Vehtari, Aki, Andrew Gelman, and Jonah Gabry. 2017. "Practical Bayesian Model Evaluation Using Leave-One-Out Cross-Validation and WAIC." Statistics and Computing, 27 (5):1413–32. doi:10.1007/s11222-016-9696-4 .
Vehtari, Aki, Daniel Simpson, Andrew Gelman, Yuling Yao, and Jonah Gabry. 2024. "Pareto Smoothed Importance Sampling." Journal of Machine Learning Research, 25 (72):1–58. https://jmlr.org/papers/v25/19-556.html.
Examples
# Data:
dat_gauss <- data.frame(y = df_gaussian$y, df_gaussian$x)
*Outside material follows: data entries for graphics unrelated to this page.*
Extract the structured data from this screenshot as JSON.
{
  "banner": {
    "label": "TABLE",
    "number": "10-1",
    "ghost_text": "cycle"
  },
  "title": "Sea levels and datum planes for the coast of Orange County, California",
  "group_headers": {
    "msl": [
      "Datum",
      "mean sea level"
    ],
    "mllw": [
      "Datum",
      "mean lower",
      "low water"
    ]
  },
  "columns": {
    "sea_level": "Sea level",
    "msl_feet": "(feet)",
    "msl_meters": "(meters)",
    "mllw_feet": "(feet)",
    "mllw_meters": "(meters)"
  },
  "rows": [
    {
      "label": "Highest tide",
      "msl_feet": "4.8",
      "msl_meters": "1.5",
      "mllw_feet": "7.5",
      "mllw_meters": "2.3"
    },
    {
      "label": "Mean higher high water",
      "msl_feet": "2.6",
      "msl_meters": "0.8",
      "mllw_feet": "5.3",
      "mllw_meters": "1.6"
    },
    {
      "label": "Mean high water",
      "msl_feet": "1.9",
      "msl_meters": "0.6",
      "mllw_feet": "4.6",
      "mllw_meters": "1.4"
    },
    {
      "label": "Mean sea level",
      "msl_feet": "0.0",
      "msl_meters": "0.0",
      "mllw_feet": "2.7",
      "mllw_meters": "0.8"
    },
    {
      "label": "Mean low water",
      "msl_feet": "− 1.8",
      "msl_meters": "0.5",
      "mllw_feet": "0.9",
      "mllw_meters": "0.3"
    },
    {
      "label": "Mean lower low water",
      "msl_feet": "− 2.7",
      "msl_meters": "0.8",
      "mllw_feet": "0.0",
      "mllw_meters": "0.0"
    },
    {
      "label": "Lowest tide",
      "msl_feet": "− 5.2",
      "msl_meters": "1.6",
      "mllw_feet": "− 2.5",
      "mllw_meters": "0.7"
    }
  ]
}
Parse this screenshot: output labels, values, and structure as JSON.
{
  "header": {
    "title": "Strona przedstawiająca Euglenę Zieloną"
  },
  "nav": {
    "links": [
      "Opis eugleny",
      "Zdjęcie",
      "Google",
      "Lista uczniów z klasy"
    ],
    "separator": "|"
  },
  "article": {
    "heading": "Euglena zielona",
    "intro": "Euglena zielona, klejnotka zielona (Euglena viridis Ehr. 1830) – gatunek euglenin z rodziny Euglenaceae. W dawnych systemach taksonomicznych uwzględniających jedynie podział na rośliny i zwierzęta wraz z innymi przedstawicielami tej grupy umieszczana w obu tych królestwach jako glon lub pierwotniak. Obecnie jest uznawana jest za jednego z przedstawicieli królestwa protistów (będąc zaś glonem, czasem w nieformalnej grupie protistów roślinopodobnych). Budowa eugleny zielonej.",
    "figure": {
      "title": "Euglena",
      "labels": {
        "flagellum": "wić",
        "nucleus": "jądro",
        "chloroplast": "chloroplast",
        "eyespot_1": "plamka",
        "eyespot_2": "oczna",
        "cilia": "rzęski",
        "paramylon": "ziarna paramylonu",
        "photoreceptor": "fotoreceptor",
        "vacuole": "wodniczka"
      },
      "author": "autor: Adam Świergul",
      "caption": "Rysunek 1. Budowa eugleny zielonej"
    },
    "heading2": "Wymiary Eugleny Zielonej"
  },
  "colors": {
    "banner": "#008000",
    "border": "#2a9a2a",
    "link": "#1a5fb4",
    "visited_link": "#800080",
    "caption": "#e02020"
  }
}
# The `stanreg` fit which will be used as the reference model (with small
# values for `chains` and `iter`, but only for technical reasons in this
# example; this is not recommended in general):
fit <- rstanarm::stan_glm(
y ~ X1 + X2 + X3 + X4 + X5, family = gaussian(), data = dat_gauss,
QR = TRUE, chains = 2, iter = 1000, refresh = 0, seed = 9876
)
# Run cv_varsel() (with L1 search and small values for `K`, `nterms_max`, and
# `nclusters_pred`, but only for the sake of speed in this example; this is
# not recommended in general):
cvvs <- cv_varsel(fit, method = "L1", cv_method = "kfold", K = 2,
nterms_max = 3, nclusters_pred = 10, seed = 5555)
#> Fitting model 1 out of 2
#> Fitting model 2 out of 2
# Now see, for example, `?print.vsel`, `?plot.vsel`, `?suggest_size.vsel`,
# and `?ranking` for possible post-processing functions.